ICDAR2023 Competition on Detection and Recognition of Greek Letters on Papyri

Symbolic picture for the article. The link opens the image in a large view.
Homer, Ilias(C) Staatliche Museen zu Berlin, Ägyptisches Museum und Papyrussammlung

This competition investigates the performance of glyph detection and recognition on a very challenging type of historical document: Greek papyri. The detection and recognition of Greek letters on papyri is a preliminary step for computational analysis of handwriting that can lead to major steps forward in our understanding of this major source of information on Antiquity. It can be done manually by trained papyrologists. It is however a time-consuming task that would need automatising. We provide two different tasks: localization and classification or classification only.The document images are provided by several institutions and are representative of the diversity of book hands on papyri (a millennium time span, various script styles, provenance, states of preservation, means of digitization and resolution).

Homer, Ilias 1, 54–64, 71–104, 114–123, 131–164, 412–433, 456–465, 494–534, 537–590, 602–609. 1. – 2. Jh. n.Chr.

Tasks

  • Glyph (character) localization
  • Character classification

Timeline

  • April 1st, 0h01 GMT+1: publication of the test data
    • We will use CodaLab for the evaluation and leaderboard
      • Important we have a glitch with the evaluation on CodaLab and are working on it. It will be corrected on the 11th or 12th.
    • Five submissions per day are allowed
    • Results dating from the deadline will be used for the ranking announced at ICDAR
  • April 16th, 15h00 GMT+1:
    • submission of the results
    • submission of a brief (~1 paragraph) description of the method

Results should be submitted either in the same format as the example given in the “Baseline” section.

Competition results will be announced at the conference.

Data

The training data can be downloaded at the following address:

https://faubox.rrze.uni-erlangen.de/getlink/fi8qaEMwMkc5L2Bg7tdh5L/HomerCompTraining.zip

The data is composed of images, and JSON files in the COCO format. The evaluation will be done using the average precision (AP) defined by COCO for the localization, and the percentage of correct answers for the classification.

The test data can be downloaded at the following address:

https://faubox.rrze.uni-erlangen.de/getlink/fiSy6Gqncw6yJXLFxrmSbj/HomerCompTesting.zip

Important: the JSON template to fill has been now added to the archive.

The results have to be submitted following the same structure as the example in the section below.
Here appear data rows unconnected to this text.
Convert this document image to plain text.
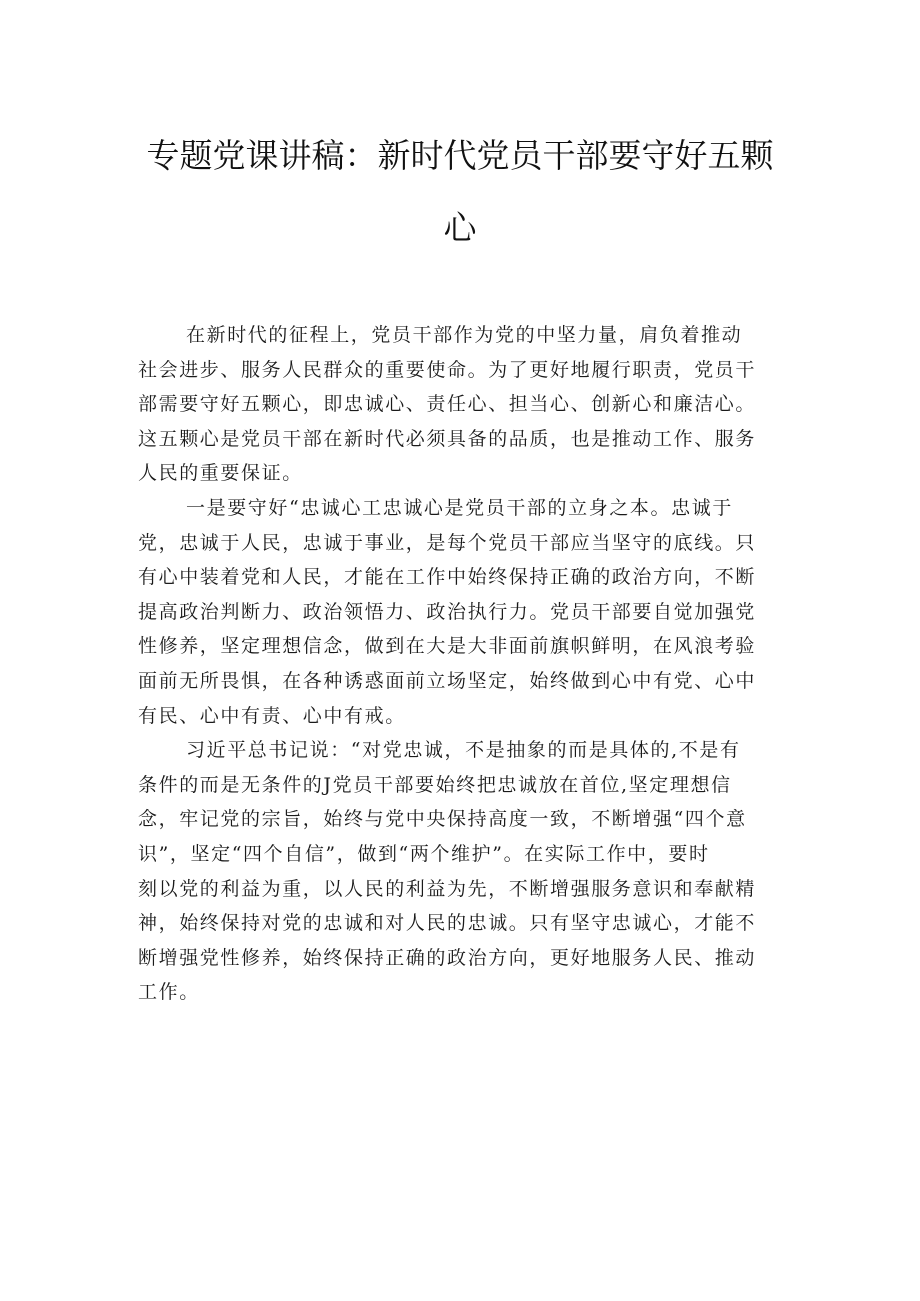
专题党课讲稿：新时代党员干部要守好五颗
心
在新时代的征程上，党员干部作为党的中坚力量，肩负着推动
社会进步、服务人民群众的重要使命。为了更好地履行职责，党员干
部需要守好五颗心，即忠诚心、责任心、担当心、创新心和廉洁心。
这五颗心是党员干部在新时代必须具备的品质，也是推动工作、服务
人民的重要保证。
一是要守好“忠诚心工忠诚心是党员干部的立身之本。忠诚于
党，忠诚于人民，忠诚于事业，是每个党员干部应当坚守的底线。只
有心中装着党和人民，才能在工作中始终保持正确的政治方向，不断
提高政治判断力、政治领悟力、政治执行力。党员干部要自觉加强党
性修养，坚定理想信念，做到在大是大非面前旗帜鲜明，在风浪考验
面前无所畏惧，在各种诱惑面前立场坚定，始终做到心中有党、心中
有民、心中有责、心中有戒。
习近平总书记说：“对党忠诚，不是抽象的而是具体的,不是有
条件的而是无条件的J党员干部要始终把忠诚放在首位,坚定理想信
念，牢记党的宗旨，始终与党中央保持高度一致，不断增强“四个意
识”，坚定“四个自信”，做到“两个维护”。在实际工作中，要时
刻以党的利益为重，以人民的利益为先，不断增强服务意识和奉献精
神，始终保持对党的忠诚和对人民的忠诚。只有坚守忠诚心，才能不
断增强党性修养，始终保持正确的政治方向，更好地服务人民、推动
工作。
Here is an example of an annotation which follows this format (from baseline_validation.zip, provided below):

    {
        "image_id": 1,
        "category_id": 119,
        "bbox": [
            339,
            461,
            114,
            102
        ],
        "score": 0.9871184825897217
    }

Baseline

You can implement your system from scratch, or use this baseline for an easier initial development phase:

https://faubox.rrze.uni-erlangen.de/getlink/fi6WyMcdhECDQQDQsh4WUT/baseline.zip

We used the PyTorch tutorial on object detection, and made the minimum modifications to have this running on our data. The main modification is that instead of downscaling input images to process them as a whole, which makes the letters too small to be detected, the input is processed patch-wise without overlapping.

The baseline also contains evaluation code, and a trained model.

Moreover, for information purpose only, we did a random split of the training set and validated the provided model on it – you can find this subset and the predictions in:

https://faubox.rrze.uni-erlangen.de/getlink/fiJY4iYrYrtdpTzjBWL11s/baseline_validation.zip

Registration

We would like people intending to participate to register for organizational purpose. Should any modification to the training data be done, we will inform the participants.

To register, either send an e-mail to mathias.seuret AT fau DOT de, or fill the following form, or simply register on CodaLab.

https://forms.gle/4Xmk9qZRd5qRs8zM9

Organizers

  • Isabelle Marthot-Santaniello
  • Stephen White
  • Olga Serbaeva Saraogi
  • Dalia Rodriguez-Salas
  • Guillaume Carrière
  • Vincent Christlein
  • Mathias Seuret

Prices for EELISA members (not incl. FAU)

The best submissions from EELISA European University partners will be awarded with the possibility of a one-week lab visit at the pattern recognition lab at FAU in Erlangen. For this lab visit, EELISA FAU will cover the costs for flight/train and hotel incl. breakfast.